When news broke that a new version of Friday the 13th would be issuing forth from the bowels of the Hollywood studio machinery, I was not terribly distressed. Whatever they want to call it -- remake, sequel, or reboot -- the franchise had been soundly broken and thoroughly devalued for many years. I mean, c'mon: Jason on a boat? Jason in space? Freddy vs. Jason? Talk about flogging a dead horse ... So what's the harm in yet another cynical cash and dash enterprise? Like that would be anything new?
And then I took another look at the original and was surprised at how well it holds up.

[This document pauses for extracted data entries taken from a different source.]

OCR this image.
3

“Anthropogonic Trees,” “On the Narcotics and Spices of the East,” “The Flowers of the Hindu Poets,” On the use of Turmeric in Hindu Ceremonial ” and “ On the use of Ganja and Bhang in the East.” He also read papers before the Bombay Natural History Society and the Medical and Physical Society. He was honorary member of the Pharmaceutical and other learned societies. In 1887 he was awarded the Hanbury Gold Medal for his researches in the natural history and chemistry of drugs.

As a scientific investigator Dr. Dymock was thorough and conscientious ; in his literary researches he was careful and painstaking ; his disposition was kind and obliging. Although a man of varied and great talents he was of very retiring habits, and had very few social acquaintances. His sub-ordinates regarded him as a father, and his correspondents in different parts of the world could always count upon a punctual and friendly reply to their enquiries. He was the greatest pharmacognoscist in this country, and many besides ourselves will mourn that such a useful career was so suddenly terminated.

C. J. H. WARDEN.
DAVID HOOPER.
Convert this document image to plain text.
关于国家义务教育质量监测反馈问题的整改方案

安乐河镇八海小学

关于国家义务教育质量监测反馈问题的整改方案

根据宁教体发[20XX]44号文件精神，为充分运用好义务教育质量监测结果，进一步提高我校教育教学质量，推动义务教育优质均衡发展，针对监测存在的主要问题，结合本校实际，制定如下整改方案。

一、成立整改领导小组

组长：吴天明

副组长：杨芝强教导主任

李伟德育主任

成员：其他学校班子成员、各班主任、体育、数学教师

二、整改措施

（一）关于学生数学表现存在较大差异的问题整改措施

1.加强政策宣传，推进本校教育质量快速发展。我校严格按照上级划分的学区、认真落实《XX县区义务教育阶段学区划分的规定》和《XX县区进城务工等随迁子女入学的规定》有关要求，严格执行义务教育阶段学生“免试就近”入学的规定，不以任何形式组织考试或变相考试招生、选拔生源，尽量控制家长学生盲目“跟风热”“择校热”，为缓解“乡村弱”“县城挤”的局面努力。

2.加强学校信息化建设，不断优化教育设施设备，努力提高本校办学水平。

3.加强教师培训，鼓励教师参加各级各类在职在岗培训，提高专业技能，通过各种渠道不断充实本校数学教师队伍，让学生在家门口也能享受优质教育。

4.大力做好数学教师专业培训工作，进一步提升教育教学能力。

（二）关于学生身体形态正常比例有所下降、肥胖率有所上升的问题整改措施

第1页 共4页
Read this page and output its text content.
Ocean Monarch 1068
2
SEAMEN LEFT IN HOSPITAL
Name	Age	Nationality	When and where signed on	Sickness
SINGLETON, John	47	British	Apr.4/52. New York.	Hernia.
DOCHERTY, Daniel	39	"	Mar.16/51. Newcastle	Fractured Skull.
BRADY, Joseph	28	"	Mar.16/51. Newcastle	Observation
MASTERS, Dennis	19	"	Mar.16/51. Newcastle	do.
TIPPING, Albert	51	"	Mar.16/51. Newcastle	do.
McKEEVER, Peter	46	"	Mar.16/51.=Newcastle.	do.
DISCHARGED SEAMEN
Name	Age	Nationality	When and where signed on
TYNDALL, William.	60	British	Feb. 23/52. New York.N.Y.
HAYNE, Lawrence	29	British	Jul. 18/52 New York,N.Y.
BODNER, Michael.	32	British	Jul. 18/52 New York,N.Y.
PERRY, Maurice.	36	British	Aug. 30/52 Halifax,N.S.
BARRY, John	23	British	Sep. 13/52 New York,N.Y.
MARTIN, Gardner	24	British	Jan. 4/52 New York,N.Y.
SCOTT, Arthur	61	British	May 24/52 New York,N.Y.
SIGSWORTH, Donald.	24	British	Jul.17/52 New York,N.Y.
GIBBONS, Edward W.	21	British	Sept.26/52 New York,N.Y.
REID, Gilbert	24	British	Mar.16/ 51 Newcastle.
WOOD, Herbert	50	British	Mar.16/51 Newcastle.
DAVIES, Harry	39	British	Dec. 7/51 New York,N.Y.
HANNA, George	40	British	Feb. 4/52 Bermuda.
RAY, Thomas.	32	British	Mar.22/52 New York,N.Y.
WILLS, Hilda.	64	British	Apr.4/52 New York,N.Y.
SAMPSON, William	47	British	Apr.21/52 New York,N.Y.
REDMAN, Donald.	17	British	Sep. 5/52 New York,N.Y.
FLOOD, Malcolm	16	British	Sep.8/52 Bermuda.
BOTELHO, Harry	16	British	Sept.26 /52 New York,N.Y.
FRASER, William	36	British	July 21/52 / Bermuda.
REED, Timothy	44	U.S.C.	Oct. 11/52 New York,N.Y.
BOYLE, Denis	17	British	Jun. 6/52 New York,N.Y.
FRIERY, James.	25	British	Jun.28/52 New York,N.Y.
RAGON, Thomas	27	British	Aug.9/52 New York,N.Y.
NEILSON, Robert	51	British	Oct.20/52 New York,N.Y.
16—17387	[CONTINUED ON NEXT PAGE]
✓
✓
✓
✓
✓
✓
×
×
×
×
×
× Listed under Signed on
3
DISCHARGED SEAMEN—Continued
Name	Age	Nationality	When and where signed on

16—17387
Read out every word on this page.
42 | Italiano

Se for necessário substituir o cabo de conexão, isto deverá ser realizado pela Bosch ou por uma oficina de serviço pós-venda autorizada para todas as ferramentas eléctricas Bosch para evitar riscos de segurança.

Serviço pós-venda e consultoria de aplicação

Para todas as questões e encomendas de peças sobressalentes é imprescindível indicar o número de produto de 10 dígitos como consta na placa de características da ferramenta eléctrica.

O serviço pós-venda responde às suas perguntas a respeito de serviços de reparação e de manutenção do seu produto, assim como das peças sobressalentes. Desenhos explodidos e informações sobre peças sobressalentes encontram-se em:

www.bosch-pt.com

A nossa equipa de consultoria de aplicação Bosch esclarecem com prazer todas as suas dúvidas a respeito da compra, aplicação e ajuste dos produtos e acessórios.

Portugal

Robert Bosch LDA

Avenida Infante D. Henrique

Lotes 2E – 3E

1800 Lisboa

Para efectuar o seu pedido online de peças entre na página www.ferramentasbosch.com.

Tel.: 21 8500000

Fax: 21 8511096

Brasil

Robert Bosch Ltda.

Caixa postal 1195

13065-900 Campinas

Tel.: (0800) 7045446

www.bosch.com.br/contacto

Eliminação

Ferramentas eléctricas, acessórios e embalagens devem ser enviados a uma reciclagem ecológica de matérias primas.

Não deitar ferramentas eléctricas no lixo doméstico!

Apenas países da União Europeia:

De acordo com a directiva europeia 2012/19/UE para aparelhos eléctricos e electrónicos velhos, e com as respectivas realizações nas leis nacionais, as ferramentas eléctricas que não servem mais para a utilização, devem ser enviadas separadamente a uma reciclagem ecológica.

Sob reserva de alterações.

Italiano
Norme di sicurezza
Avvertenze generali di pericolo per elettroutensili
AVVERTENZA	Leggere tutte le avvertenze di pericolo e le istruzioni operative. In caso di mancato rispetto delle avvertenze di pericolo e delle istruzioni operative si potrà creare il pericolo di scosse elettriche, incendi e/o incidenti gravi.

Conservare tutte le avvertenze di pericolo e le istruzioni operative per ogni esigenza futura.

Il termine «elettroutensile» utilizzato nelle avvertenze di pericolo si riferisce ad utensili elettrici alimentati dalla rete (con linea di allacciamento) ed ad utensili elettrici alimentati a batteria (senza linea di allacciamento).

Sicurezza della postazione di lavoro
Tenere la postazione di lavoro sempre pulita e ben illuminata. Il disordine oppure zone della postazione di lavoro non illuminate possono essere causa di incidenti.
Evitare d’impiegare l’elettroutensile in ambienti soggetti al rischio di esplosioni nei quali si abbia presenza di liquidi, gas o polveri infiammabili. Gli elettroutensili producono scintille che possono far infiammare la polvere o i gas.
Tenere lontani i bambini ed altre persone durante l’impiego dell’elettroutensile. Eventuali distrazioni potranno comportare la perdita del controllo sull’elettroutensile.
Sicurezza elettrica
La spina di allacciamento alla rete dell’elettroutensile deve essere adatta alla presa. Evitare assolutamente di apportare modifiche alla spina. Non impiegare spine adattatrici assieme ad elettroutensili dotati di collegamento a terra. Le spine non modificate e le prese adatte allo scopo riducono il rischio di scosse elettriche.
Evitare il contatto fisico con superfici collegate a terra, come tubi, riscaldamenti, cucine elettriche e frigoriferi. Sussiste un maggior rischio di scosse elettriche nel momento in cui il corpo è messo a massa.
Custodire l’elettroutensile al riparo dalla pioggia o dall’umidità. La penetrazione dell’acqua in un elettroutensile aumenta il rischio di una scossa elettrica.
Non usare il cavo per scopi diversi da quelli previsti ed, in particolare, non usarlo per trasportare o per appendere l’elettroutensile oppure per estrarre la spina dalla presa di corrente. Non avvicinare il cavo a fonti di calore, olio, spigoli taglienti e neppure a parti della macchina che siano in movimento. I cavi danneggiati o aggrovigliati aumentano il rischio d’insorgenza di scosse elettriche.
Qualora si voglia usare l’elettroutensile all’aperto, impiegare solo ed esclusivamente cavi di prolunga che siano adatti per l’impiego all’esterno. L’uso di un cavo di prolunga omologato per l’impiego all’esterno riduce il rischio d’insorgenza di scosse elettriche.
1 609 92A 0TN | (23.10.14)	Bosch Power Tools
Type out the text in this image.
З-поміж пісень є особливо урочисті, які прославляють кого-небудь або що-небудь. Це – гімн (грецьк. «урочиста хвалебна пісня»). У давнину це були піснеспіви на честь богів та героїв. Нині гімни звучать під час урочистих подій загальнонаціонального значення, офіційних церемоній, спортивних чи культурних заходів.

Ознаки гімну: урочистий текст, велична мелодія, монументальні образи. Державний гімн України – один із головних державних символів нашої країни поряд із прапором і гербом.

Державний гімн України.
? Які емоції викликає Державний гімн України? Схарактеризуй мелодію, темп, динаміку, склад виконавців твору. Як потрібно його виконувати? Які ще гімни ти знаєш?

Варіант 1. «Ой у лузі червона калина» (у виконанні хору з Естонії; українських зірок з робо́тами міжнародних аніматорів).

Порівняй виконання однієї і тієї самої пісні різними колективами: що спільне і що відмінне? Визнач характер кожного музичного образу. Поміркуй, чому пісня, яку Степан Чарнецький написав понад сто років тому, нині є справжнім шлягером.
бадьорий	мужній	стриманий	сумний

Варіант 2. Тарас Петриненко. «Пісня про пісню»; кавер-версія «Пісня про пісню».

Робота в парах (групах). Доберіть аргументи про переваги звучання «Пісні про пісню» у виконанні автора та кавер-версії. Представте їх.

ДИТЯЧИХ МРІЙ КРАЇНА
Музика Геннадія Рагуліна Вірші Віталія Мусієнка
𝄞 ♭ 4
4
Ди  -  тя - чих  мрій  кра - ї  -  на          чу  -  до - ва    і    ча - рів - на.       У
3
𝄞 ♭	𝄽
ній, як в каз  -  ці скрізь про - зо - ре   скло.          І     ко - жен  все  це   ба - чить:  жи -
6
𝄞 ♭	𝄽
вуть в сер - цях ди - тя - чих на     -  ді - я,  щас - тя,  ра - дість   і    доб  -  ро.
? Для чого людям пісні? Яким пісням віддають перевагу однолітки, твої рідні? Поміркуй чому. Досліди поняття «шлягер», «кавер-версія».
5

Maybe it's because I haven't watched Sean S. Cunningham's film all the way through for many years, so many that I can't honestly recall the last time. I have vivid memories of my first viewing, weeks (or maybe months) after it opened, on the front end of a budget double feature at a second-run theater in the San Fernando Valley playing with, of all things, Apocalypse Now. Then as now, I tend to flinch and shield my eyes at explicit gore shots; still, all the kill scenes left deep impressions on my psyche. I would have been happier if they had played the strip monopoly game through to completion; I developed a crush on Adrienne King; and I couldn't get over seeing Bing Crosby's son Harry Crosby in a disreputable horror movie. (Kevin Bacon didn't register as anything more than a pretty boy.) What I saw of the gore shots were scarily gross in 1980 -- as in, how the heck did they do that? And the "reveal" of the killer's identity: wow.